Readings (Year B)
Joel 2:12-18
Psalm 51:3-6, 12-14, 17
2 Corinthians 5:20—6:2
Matthew 6:1-6, 16-18
Reflection: Now is an acceptable time.
As we begin the second Lent of the coronavirus pandemic, I invite you to sit with the first reading from the Book of Joel. Listen as if you’ve never heard it before. magine that he is writing to us and our situation today.
“Rend your hearts, not your garments, and return to the Lord, your God. For gracious and merciful is he, slow to anger, rich in kindness.”
While we do not know much about the person who wrote these words, we do know that he was writing to a community in a time of crisis, a plague of locusts had wreaked havoc on livelihoods.
My friends, we have been living through a crisis which has indeed wreaked havoc on both livelihoods and lives. As we begin our second pandemic Lent, we are tired and we are weary. And here is the gift of forty days, a sacred time set aside for prayer, contemplation, and reflection. What better time to return our weary hearts to God, to rest in God’s kindness, mercy, and graciousness?
We have already been fasting in ways we never could have imagined: grandparents from grandchildren, children from playmates, entire parish communities from the Eucharist. More than one person I know has remarked that it’s almost like we have been in Lent for over a year.
What we would give to be able to answer Joel’s call—to blow the trumpet, or sing a song together even, call an assembly, assemble the elders, gather the children and the infants—without having to worry about virus strains and social distancing.

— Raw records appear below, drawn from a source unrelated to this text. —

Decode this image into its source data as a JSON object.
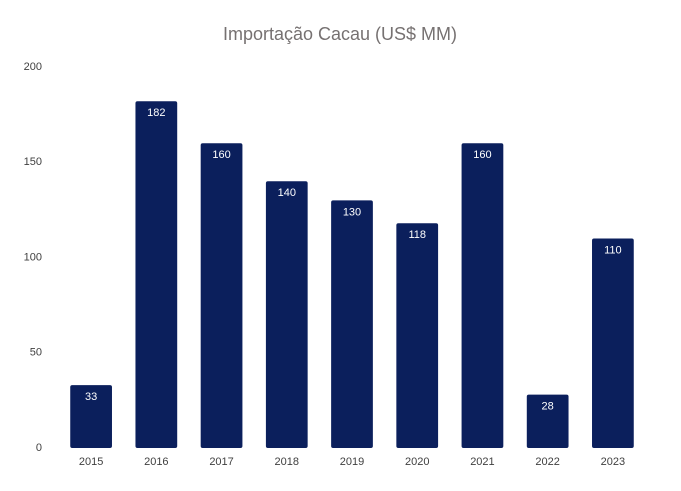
{
  "chart_data": {
    "type": "bar",
    "title": "Importação Cacau (US$ MM)",
    "categories": [
      "2015",
      "2016",
      "2017",
      "2018",
      "2019",
      "2020",
      "2021",
      "2022",
      "2023"
    ],
    "values": [
      33,
      182,
      160,
      140,
      130,
      118,
      160,
      28,
      110
    ],
    "color": "#0b1f5c",
    "ylim": [
      0,
      200
    ],
    "yticks": [
      0,
      50,
      100,
      150,
      200
    ],
    "grid": false,
    "data_labels": true
  }
}
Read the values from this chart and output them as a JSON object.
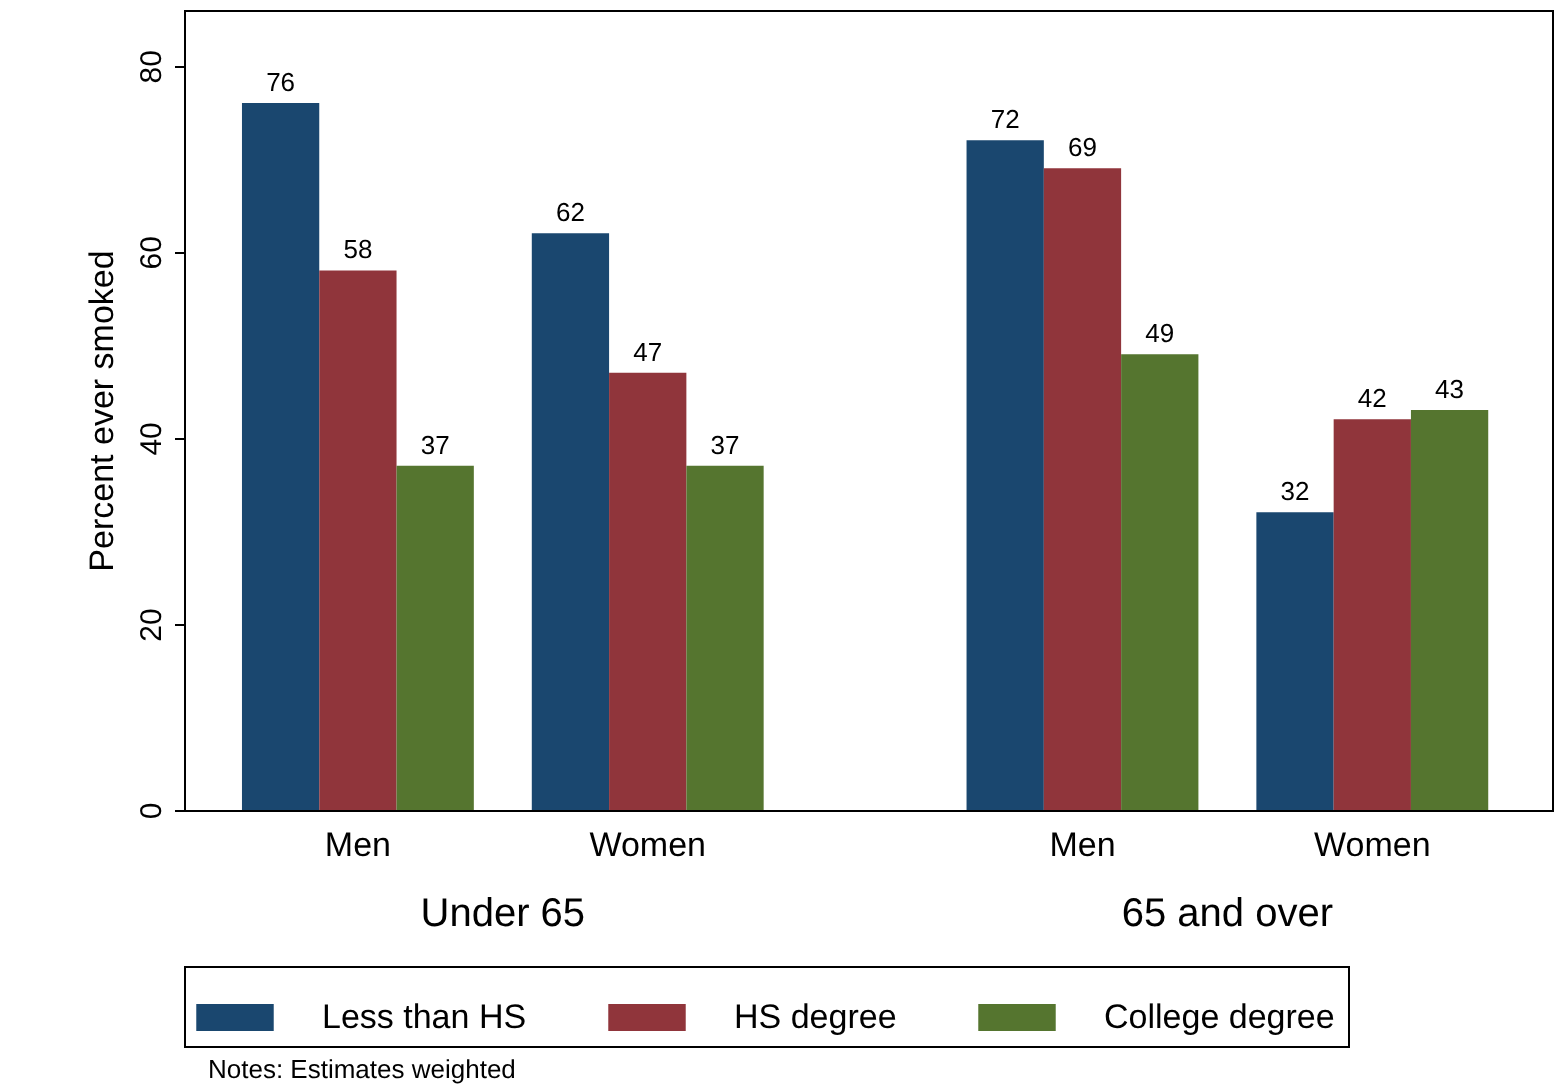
{
  "chart_data": {
    "type": "bar",
    "ylabel": "Percent ever smoked",
    "categories": [
      "Men",
      "Women",
      "Men",
      "Women"
    ],
    "series": [
      {
        "name": "Less than HS",
        "color": "#1a476f",
        "values": [
          76,
          62,
          72,
          32
        ]
      },
      {
        "name": "HS degree",
        "color": "#90353b",
        "values": [
          58,
          47,
          69,
          42
        ]
      },
      {
        "name": "College degree",
        "color": "#55752f",
        "values": [
          37,
          37,
          49,
          43
        ]
      }
    ],
    "ylim": [
      0,
      86
    ],
    "yticks": [
      0,
      20,
      40,
      60,
      80
    ],
    "data_labels": true,
    "legend": "bottom",
    "annotations": [
      "Under 65",
      "65 and over",
      "Notes: Estimates weighted"
    ]
  }
}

We weep for lives lost during the pandemic. We lament the economic impact on parents who are struggling to feed their families or keep a roof over their children’s heads. Some may indeed be wondering, “Where is God in all of this?”—and Joel replies: “The Lord was stirred with concern for his land and took pity on his people.”

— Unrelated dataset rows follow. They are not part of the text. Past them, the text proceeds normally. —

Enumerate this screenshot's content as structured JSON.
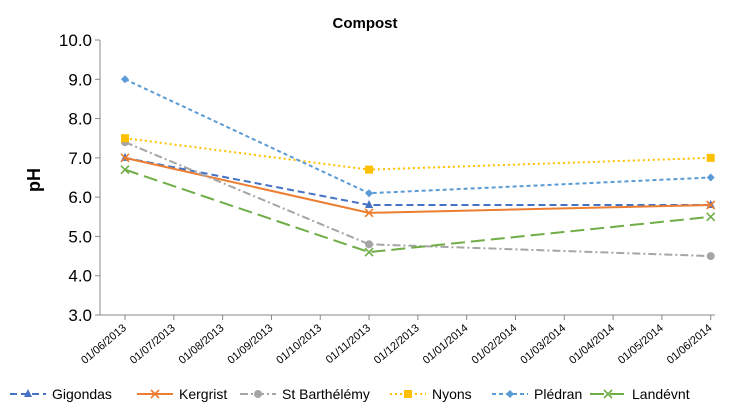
{
  "chart_data": {
    "type": "line",
    "title": "Compost",
    "xlabel": "",
    "ylabel": "pH",
    "ylim": [
      3.0,
      10.0
    ],
    "y_ticks": [
      "3.0",
      "4.0",
      "5.0",
      "6.0",
      "7.0",
      "8.0",
      "9.0",
      "10.0"
    ],
    "x_ticks": [
      "01/06/2013",
      "01/07/2013",
      "01/08/2013",
      "01/09/2013",
      "01/10/2013",
      "01/11/2013",
      "01/12/2013",
      "01/01/2014",
      "01/02/2014",
      "01/03/2014",
      "01/04/2014",
      "01/05/2014",
      "01/06/2014"
    ],
    "grid": false,
    "legend_position": "bottom",
    "series": [
      {
        "name": "Gigondas",
        "color": "#4472C4",
        "dash": "dashed",
        "marker": "triangle",
        "points": [
          [
            "01/06/2013",
            7.0
          ],
          [
            "01/11/2013",
            5.8
          ],
          [
            "01/06/2014",
            5.8
          ]
        ]
      },
      {
        "name": "Kergrist",
        "color": "#ED7D31",
        "dash": "solid",
        "marker": "x",
        "points": [
          [
            "01/06/2013",
            7.0
          ],
          [
            "01/11/2013",
            5.6
          ],
          [
            "01/06/2014",
            5.8
          ]
        ]
      },
      {
        "name": "St Barthélémy",
        "color": "#A5A5A5",
        "dash": "dashdot",
        "marker": "circle",
        "points": [
          [
            "01/06/2013",
            7.4
          ],
          [
            "01/11/2013",
            4.8
          ],
          [
            "01/06/2014",
            4.5
          ]
        ]
      },
      {
        "name": "Nyons",
        "color": "#FFC000",
        "dash": "dotted",
        "marker": "square",
        "points": [
          [
            "01/06/2013",
            7.5
          ],
          [
            "01/11/2013",
            6.7
          ],
          [
            "01/06/2014",
            7.0
          ]
        ]
      },
      {
        "name": "Plédran",
        "color": "#5B9BD5",
        "dash": "shortdash",
        "marker": "diamond",
        "points": [
          [
            "01/06/2013",
            9.0
          ],
          [
            "01/11/2013",
            6.1
          ],
          [
            "01/06/2014",
            6.5
          ]
        ]
      },
      {
        "name": "Landévnt",
        "color": "#70AD47",
        "dash": "longdash",
        "marker": "x",
        "points": [
          [
            "01/06/2013",
            6.7
          ],
          [
            "01/11/2013",
            4.6
          ],
          [
            "01/06/2014",
            5.5
          ]
        ]
      }
    ]
  }
}
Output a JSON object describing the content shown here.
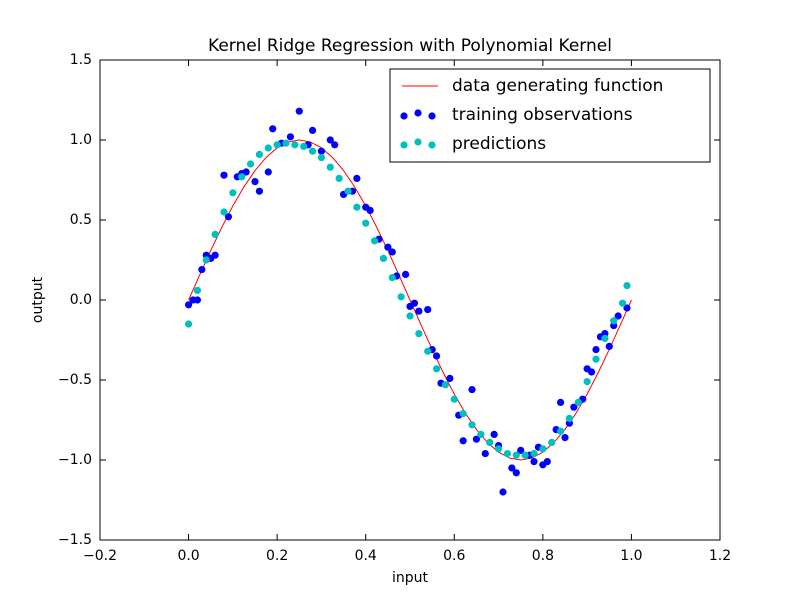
{
  "chart_data": {
    "type": "scatter",
    "title": "Kernel Ridge Regression with Polynomial Kernel",
    "x_label": "input",
    "y_label": "output",
    "xlim": [
      -0.2,
      1.2
    ],
    "ylim": [
      -1.5,
      1.5
    ],
    "xticks": [
      {
        "value": -0.2,
        "label": "−0.2"
      },
      {
        "value": 0,
        "label": "0.0"
      },
      0.2,
      0.4,
      0.6,
      0.8,
      {
        "value": 1,
        "label": "1.0"
      },
      1.2
    ],
    "yticks": [
      {
        "value": -1.5,
        "label": "−1.5"
      },
      {
        "value": -1,
        "label": "−1.0"
      },
      {
        "value": -0.5,
        "label": "−0.5"
      },
      {
        "value": 0,
        "label": "0.0"
      },
      0.5,
      {
        "value": 1,
        "label": "1.0"
      },
      1.5
    ],
    "legend": "upper right",
    "series": [
      {
        "name": "data generating function",
        "type": "line",
        "color": "#ff0000",
        "x": [
          0,
          0.025,
          0.05,
          0.075,
          0.1,
          0.125,
          0.15,
          0.175,
          0.2,
          0.225,
          0.25,
          0.275,
          0.3,
          0.325,
          0.35,
          0.375,
          0.4,
          0.425,
          0.45,
          0.475,
          0.5,
          0.525,
          0.55,
          0.575,
          0.6,
          0.625,
          0.65,
          0.675,
          0.7,
          0.725,
          0.75,
          0.775,
          0.8,
          0.825,
          0.85,
          0.875,
          0.9,
          0.925,
          0.95,
          0.975,
          1
        ],
        "values": [
          0,
          0.156,
          0.309,
          0.454,
          0.588,
          0.707,
          0.809,
          0.891,
          0.951,
          0.988,
          1,
          0.988,
          0.951,
          0.891,
          0.809,
          0.707,
          0.588,
          0.454,
          0.309,
          0.156,
          0,
          -0.156,
          -0.309,
          -0.454,
          -0.588,
          -0.707,
          -0.809,
          -0.891,
          -0.951,
          -0.988,
          -1,
          -0.988,
          -0.951,
          -0.891,
          -0.809,
          -0.707,
          -0.588,
          -0.454,
          -0.309,
          -0.156,
          0
        ]
      },
      {
        "name": "training observations",
        "type": "scatter",
        "color": "#0000ff",
        "x": [
          0,
          0.01,
          0.02,
          0.03,
          0.04,
          0.05,
          0.06,
          0.08,
          0.09,
          0.11,
          0.12,
          0.13,
          0.15,
          0.16,
          0.18,
          0.19,
          0.21,
          0.23,
          0.25,
          0.27,
          0.28,
          0.3,
          0.32,
          0.33,
          0.35,
          0.37,
          0.38,
          0.4,
          0.41,
          0.43,
          0.45,
          0.46,
          0.47,
          0.49,
          0.5,
          0.51,
          0.52,
          0.54,
          0.55,
          0.56,
          0.57,
          0.59,
          0.61,
          0.62,
          0.64,
          0.65,
          0.67,
          0.69,
          0.7,
          0.71,
          0.73,
          0.74,
          0.75,
          0.77,
          0.78,
          0.79,
          0.8,
          0.81,
          0.83,
          0.84,
          0.85,
          0.86,
          0.87,
          0.89,
          0.9,
          0.91,
          0.92,
          0.93,
          0.94,
          0.95,
          0.96,
          0.97,
          0.99
        ],
        "values": [
          -0.03,
          0,
          0,
          0.19,
          0.28,
          0.26,
          0.28,
          0.78,
          0.52,
          0.77,
          0.79,
          0.8,
          0.74,
          0.68,
          0.8,
          1.07,
          0.98,
          1.02,
          1.18,
          0.97,
          1.06,
          0.93,
          1,
          0.97,
          0.66,
          0.68,
          0.76,
          0.58,
          0.56,
          0.38,
          0.33,
          0.3,
          0.15,
          0.16,
          -0.04,
          -0.02,
          -0.07,
          -0.06,
          -0.31,
          -0.35,
          -0.52,
          -0.49,
          -0.72,
          -0.88,
          -0.56,
          -0.87,
          -0.96,
          -0.84,
          -0.91,
          -1.2,
          -1.05,
          -1.08,
          -0.94,
          -0.97,
          -1.01,
          -0.92,
          -1.03,
          -1.01,
          -0.81,
          -0.64,
          -0.86,
          -0.77,
          -0.67,
          -0.62,
          -0.43,
          -0.45,
          -0.31,
          -0.23,
          -0.21,
          -0.29,
          -0.16,
          -0.1,
          -0.05
        ]
      },
      {
        "name": "predictions",
        "type": "scatter",
        "color": "#00bfbf",
        "x": [
          0,
          0.02,
          0.04,
          0.06,
          0.08,
          0.1,
          0.12,
          0.14,
          0.16,
          0.18,
          0.2,
          0.22,
          0.24,
          0.26,
          0.28,
          0.3,
          0.32,
          0.34,
          0.36,
          0.38,
          0.4,
          0.42,
          0.44,
          0.46,
          0.48,
          0.5,
          0.52,
          0.54,
          0.56,
          0.58,
          0.6,
          0.62,
          0.64,
          0.66,
          0.68,
          0.7,
          0.72,
          0.74,
          0.76,
          0.78,
          0.8,
          0.82,
          0.84,
          0.86,
          0.88,
          0.9,
          0.92,
          0.94,
          0.96,
          0.98,
          0.99
        ],
        "values": [
          -0.15,
          0.06,
          0.25,
          0.41,
          0.55,
          0.67,
          0.77,
          0.85,
          0.91,
          0.95,
          0.97,
          0.98,
          0.97,
          0.96,
          0.93,
          0.89,
          0.83,
          0.76,
          0.68,
          0.58,
          0.48,
          0.37,
          0.26,
          0.14,
          0.02,
          -0.1,
          -0.21,
          -0.32,
          -0.43,
          -0.53,
          -0.62,
          -0.71,
          -0.78,
          -0.84,
          -0.89,
          -0.93,
          -0.96,
          -0.97,
          -0.97,
          -0.96,
          -0.93,
          -0.89,
          -0.82,
          -0.74,
          -0.64,
          -0.51,
          -0.37,
          -0.24,
          -0.13,
          -0.02,
          0.09
        ]
      }
    ]
  }
}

This is our God, here with us in good times and bad, gracious and kind and merciful.
In the second reading, Paul reminds us that we are called not only to return our own hearts to God, but to go out and be “ambassadors for Christ,” with our hearts and with our lives.
How might I, how might you, how might we, be ambassadors for Christ this Lent, even with the pandemic reality?

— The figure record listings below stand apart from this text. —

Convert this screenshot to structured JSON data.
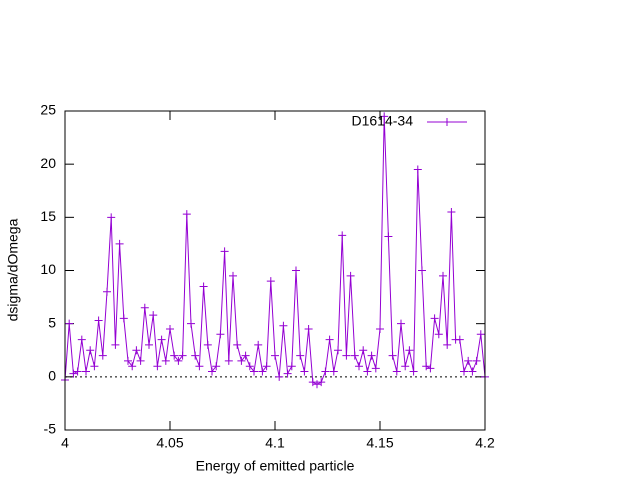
{
  "chart_data": {
    "type": "line",
    "x_label": "Energy of emitted particle",
    "y_label": "dsigma/dOmega",
    "x": [
      4.0,
      4.002,
      4.004,
      4.006,
      4.008,
      4.01,
      4.012,
      4.014,
      4.016,
      4.018,
      4.02,
      4.022,
      4.024,
      4.026,
      4.028,
      4.03,
      4.032,
      4.034,
      4.036,
      4.038,
      4.04,
      4.042,
      4.044,
      4.046,
      4.048,
      4.05,
      4.052,
      4.054,
      4.056,
      4.058,
      4.06,
      4.062,
      4.064,
      4.066,
      4.068,
      4.07,
      4.072,
      4.074,
      4.076,
      4.078,
      4.08,
      4.082,
      4.084,
      4.086,
      4.088,
      4.09,
      4.092,
      4.094,
      4.096,
      4.098,
      4.1,
      4.102,
      4.104,
      4.106,
      4.108,
      4.11,
      4.112,
      4.114,
      4.116,
      4.118,
      4.12,
      4.122,
      4.124,
      4.126,
      4.128,
      4.13,
      4.132,
      4.134,
      4.136,
      4.138,
      4.14,
      4.142,
      4.144,
      4.146,
      4.148,
      4.15,
      4.152,
      4.154,
      4.156,
      4.158,
      4.16,
      4.162,
      4.164,
      4.166,
      4.168,
      4.17,
      4.172,
      4.174,
      4.176,
      4.178,
      4.18,
      4.182,
      4.184,
      4.186,
      4.188,
      4.19,
      4.192,
      4.194,
      4.196,
      4.198,
      4.2
    ],
    "series": [
      {
        "name": "D1614-34",
        "color": "#9400d3",
        "values": [
          -0.3,
          5,
          0.3,
          0.5,
          3.5,
          0.5,
          2.5,
          1,
          5.3,
          2,
          8,
          15,
          3,
          12.5,
          5.5,
          1.5,
          1,
          2.5,
          1.5,
          6.5,
          3,
          5.8,
          1,
          3.5,
          1.5,
          4.5,
          2,
          1.5,
          2,
          15.3,
          5,
          2,
          1,
          8.5,
          3,
          0.5,
          1,
          4,
          11.8,
          1.5,
          9.5,
          3,
          1.5,
          2,
          1,
          0.5,
          3,
          0.5,
          1,
          9,
          2,
          0,
          4.8,
          0.3,
          1,
          10,
          2,
          0.5,
          4.5,
          -0.5,
          -0.7,
          -0.5,
          0.5,
          3.5,
          0.5,
          2.5,
          13.3,
          2,
          9.5,
          2,
          1,
          2.5,
          0.5,
          2,
          0.8,
          4.5,
          24.5,
          13.2,
          2,
          0.5,
          5,
          1,
          2.5,
          0.5,
          19.5,
          10,
          1,
          0.8,
          5.5,
          4,
          9.5,
          3,
          15.5,
          3.5,
          3.5,
          0.5,
          1.5,
          0.5,
          1.5,
          4,
          0
        ]
      }
    ],
    "xlim": [
      4,
      4.2
    ],
    "xticks": [
      4,
      4.05,
      4.1,
      4.15,
      4.2
    ],
    "ylim": [
      -5,
      25
    ],
    "yticks": [
      -5,
      0,
      5,
      10,
      15,
      20,
      25
    ],
    "zero_line": true,
    "legend": "top-right"
  }
}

How might we be ambassadors for Christ in our families, at our in-person or virtual workplaces, running errands, reaching out to someone who is alone and has been alone for quite some time?
Through our prayer, study, and action we have an opportunity this Lent to return to God with our whole hearts and bring Christ to others, not when the pandemic is finally over, or we’ve moved into our new normal, but now and here, these forty days. As Paul says: “Behold, now is a very acceptable time.”